Lord Newbury palideció.
– Suele despertarse tarde -añadió Annabel, con ironía. Empezaba a recuperar el ánimo y, después de todo lo que lord Newbury le había hecho, no pudo evitar el comentario. Y como a su lado oía cómo Sebastian intentaba no reírse, añadió-: Pero yo no.
– Además -continuó lady Vickers, atravesando a Annabel con la mirada por haberse atrevido a interrumpirla-, dejarás esta estúpida búsqueda de esposa. Mi nieta se casará con tu sobrino y tú vas a dejar que él herede.
– Ni habl… -Lord Newbury entró en cólera.
– Silencio -le espetó lady Vickers-. Robert, eres mayor que yo. Es indecoroso.
– Pues ibas a dejar que se casara conmigo -rebatió él.
– Sólo porque creía que te morirías.
Aquello lo dejó sin palabras.
– Compórtate con elegancia -dijo ella-. Por el amor de Dios, mírate. Si te casas, seguramente le harás daño a la pobre en tu intento por dejarla embarazada. O morirás encima de ella. Y vosotros dos… -Se volvió hacia Sebastian y Annabel, que estaban intentando no reírse-. No es gracioso.
– Bueno -murmuró Sebastian-, un poco sí.
Lady Vickers meneó la cabeza y puso una cara como si quisiera deshacerse de todos.
– Y ahora, lárgate -le dijo a lord Newbury.
Él obedeció, con todo tipo de sonidos de rabia. Pero todos sabían que, por la mañana, ya no estaría. Seguramente, retomaría la búsqueda de esposa; lady Vickers no lo intimidaba hasta ese punto. Sin embargo, cualquier amenaza que pudiera suponer para el matrimonio de Sebastian y Annabel había desaparecido.
– Y tú -dijo lady Vickers, de forma dramática. Estaba frente a Annabel y Sebastian, de modo que costaba saber a quién se estaba dirigiendo-. Tú.
– ¿Yo? -preguntó Annabel.
– Los dos. -Les ofreció otro suspiro teatral y luego se volvió hacia Sebastian-. Vas a casarte con ella, ¿no?
– Sí -respondió él con mucha solemnidad.
– Perfecto -gruñó ella-. No creo que pudiera soportar otro desastre. -Se colocó la mano encima del corazón-. El corazón, ya sabes.

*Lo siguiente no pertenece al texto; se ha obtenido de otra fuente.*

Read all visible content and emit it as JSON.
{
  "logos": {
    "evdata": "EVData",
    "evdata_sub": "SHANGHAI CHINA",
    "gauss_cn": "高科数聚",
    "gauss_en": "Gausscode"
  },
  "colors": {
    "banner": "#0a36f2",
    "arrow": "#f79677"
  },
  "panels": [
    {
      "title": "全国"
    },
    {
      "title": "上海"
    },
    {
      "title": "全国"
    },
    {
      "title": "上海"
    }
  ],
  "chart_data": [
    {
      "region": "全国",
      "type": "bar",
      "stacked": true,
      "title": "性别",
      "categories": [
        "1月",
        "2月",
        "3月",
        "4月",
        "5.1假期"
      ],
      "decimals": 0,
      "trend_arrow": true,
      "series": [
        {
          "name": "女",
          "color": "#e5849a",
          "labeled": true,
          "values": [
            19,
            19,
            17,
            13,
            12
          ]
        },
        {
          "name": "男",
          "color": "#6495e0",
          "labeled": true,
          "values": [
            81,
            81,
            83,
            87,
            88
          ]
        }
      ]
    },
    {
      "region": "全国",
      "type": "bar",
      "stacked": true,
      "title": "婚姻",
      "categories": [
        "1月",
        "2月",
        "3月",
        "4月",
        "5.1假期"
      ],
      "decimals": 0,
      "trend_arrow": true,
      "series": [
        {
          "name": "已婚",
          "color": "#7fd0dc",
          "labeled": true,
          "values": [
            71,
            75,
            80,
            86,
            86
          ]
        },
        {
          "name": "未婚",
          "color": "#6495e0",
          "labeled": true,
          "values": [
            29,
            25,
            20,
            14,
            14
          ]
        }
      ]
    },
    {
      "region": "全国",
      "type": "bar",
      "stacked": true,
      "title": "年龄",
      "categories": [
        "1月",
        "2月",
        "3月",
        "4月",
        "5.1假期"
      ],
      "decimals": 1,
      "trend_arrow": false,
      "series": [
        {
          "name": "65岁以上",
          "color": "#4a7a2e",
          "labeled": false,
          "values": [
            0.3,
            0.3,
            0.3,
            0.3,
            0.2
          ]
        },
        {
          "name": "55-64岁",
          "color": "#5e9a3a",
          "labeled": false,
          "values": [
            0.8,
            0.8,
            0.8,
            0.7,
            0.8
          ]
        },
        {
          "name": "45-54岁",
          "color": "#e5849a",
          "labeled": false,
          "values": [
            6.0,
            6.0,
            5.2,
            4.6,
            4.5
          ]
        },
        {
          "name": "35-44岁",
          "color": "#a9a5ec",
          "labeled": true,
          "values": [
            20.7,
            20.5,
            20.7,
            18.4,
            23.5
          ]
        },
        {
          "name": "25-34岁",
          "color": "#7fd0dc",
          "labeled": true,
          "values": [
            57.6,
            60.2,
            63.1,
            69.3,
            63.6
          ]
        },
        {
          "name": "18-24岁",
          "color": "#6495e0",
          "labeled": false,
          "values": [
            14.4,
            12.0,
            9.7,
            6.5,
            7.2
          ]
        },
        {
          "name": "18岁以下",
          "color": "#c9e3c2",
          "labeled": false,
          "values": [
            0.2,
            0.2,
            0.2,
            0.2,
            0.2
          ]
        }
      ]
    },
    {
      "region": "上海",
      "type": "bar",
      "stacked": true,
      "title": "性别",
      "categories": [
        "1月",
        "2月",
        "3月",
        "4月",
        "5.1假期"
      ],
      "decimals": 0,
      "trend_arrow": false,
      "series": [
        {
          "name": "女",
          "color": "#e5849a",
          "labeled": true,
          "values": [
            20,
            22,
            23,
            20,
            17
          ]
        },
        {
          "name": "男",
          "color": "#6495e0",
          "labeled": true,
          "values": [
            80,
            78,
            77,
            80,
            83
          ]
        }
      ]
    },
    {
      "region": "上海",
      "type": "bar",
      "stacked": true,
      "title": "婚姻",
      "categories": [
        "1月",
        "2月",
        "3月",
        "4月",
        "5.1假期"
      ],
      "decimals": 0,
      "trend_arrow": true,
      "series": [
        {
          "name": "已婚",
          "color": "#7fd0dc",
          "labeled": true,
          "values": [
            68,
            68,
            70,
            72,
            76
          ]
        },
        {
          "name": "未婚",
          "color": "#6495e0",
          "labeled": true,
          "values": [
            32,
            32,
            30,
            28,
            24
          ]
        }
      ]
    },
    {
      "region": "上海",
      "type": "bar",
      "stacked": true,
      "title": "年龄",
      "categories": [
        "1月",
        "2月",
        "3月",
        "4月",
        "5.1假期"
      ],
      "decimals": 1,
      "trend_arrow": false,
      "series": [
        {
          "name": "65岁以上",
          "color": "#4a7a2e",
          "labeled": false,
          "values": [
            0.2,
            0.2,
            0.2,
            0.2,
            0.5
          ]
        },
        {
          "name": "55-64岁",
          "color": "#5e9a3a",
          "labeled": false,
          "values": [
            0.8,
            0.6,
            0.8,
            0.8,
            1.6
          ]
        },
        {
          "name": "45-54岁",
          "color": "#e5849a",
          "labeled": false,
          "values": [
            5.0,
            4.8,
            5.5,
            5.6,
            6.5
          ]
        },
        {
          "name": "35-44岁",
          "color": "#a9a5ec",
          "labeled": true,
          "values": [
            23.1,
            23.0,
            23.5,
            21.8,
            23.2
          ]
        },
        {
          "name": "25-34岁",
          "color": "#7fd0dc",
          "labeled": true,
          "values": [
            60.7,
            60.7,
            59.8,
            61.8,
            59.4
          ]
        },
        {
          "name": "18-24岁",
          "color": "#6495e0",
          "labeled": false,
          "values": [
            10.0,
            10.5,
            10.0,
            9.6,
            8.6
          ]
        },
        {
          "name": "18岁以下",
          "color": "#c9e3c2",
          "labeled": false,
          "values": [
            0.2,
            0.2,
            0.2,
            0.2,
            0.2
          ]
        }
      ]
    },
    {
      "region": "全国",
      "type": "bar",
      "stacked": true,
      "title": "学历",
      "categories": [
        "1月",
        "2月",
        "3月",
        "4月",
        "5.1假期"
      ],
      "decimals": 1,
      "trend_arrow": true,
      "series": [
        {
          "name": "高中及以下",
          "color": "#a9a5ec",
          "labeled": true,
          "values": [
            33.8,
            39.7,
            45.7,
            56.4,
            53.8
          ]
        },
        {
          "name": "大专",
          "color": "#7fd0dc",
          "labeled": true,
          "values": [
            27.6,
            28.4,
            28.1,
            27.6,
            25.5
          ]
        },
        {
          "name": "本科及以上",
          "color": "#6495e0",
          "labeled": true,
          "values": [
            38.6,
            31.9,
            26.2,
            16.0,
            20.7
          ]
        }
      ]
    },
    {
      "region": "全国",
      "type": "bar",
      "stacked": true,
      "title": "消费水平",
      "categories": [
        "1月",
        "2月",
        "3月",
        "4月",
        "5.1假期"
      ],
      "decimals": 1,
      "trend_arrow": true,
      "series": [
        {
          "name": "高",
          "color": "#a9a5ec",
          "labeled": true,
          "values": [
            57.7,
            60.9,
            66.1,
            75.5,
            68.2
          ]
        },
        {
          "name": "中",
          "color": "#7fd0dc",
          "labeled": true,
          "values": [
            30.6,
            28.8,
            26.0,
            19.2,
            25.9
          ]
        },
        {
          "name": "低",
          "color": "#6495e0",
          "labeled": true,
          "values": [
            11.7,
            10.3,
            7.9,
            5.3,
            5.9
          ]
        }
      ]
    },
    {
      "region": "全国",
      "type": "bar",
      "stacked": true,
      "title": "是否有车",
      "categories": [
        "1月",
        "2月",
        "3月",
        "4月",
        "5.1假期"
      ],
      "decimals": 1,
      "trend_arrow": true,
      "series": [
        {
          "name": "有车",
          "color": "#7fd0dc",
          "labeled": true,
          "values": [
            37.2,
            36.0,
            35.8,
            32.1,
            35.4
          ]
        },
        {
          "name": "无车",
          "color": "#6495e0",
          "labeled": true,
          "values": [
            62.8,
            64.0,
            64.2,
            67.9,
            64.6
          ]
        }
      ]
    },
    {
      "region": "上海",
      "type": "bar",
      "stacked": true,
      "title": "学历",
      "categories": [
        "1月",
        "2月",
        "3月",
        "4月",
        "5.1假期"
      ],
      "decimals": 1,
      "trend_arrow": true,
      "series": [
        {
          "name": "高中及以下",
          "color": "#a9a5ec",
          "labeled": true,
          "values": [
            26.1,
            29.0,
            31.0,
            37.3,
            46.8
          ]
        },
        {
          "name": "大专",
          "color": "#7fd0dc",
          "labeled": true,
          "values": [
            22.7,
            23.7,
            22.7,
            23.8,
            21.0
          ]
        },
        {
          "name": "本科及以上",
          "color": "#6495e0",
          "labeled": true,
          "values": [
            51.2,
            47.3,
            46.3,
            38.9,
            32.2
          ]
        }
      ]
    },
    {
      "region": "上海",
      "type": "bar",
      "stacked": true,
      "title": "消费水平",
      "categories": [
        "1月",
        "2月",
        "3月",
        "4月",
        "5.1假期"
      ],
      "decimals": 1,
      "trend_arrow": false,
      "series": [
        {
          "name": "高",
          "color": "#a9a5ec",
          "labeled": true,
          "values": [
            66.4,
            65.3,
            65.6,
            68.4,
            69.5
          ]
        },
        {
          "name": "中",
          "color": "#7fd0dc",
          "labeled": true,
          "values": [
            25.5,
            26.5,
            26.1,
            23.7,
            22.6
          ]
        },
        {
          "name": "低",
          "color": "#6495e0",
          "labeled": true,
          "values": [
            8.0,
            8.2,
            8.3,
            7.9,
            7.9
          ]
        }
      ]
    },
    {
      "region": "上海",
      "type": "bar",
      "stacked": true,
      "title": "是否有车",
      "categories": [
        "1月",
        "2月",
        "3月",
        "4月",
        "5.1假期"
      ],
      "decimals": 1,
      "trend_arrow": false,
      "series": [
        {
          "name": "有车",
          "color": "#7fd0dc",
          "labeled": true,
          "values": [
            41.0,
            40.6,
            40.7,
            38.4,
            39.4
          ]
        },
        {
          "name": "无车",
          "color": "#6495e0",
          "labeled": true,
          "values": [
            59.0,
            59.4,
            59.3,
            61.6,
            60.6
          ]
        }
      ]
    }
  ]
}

Annabel sospechaba que el corazón de su abuela estaba más sano que el suyo.
– Me voy a la cama -anunció lady Vickers-, y no quiero que me moleste nadie.
– Por supuesto -farfulló Sebastian y, cuando se dio cuenta de que quizá debería añadir algo más cercano, dijo-: ¿Puedo traerle algo?
– Silencio. Puedes traerme silencio. -Lady Vickers volvió a mirarlo, aunque esta vez con los ojos entrecerrados-. Entiendes lo que quiero decir, ¿verdad?
Él asintió, sonriendo.
– Me voy a mi habitación -repitió-. Aquí podéis hacer lo que queráis, pero… no me despertéis.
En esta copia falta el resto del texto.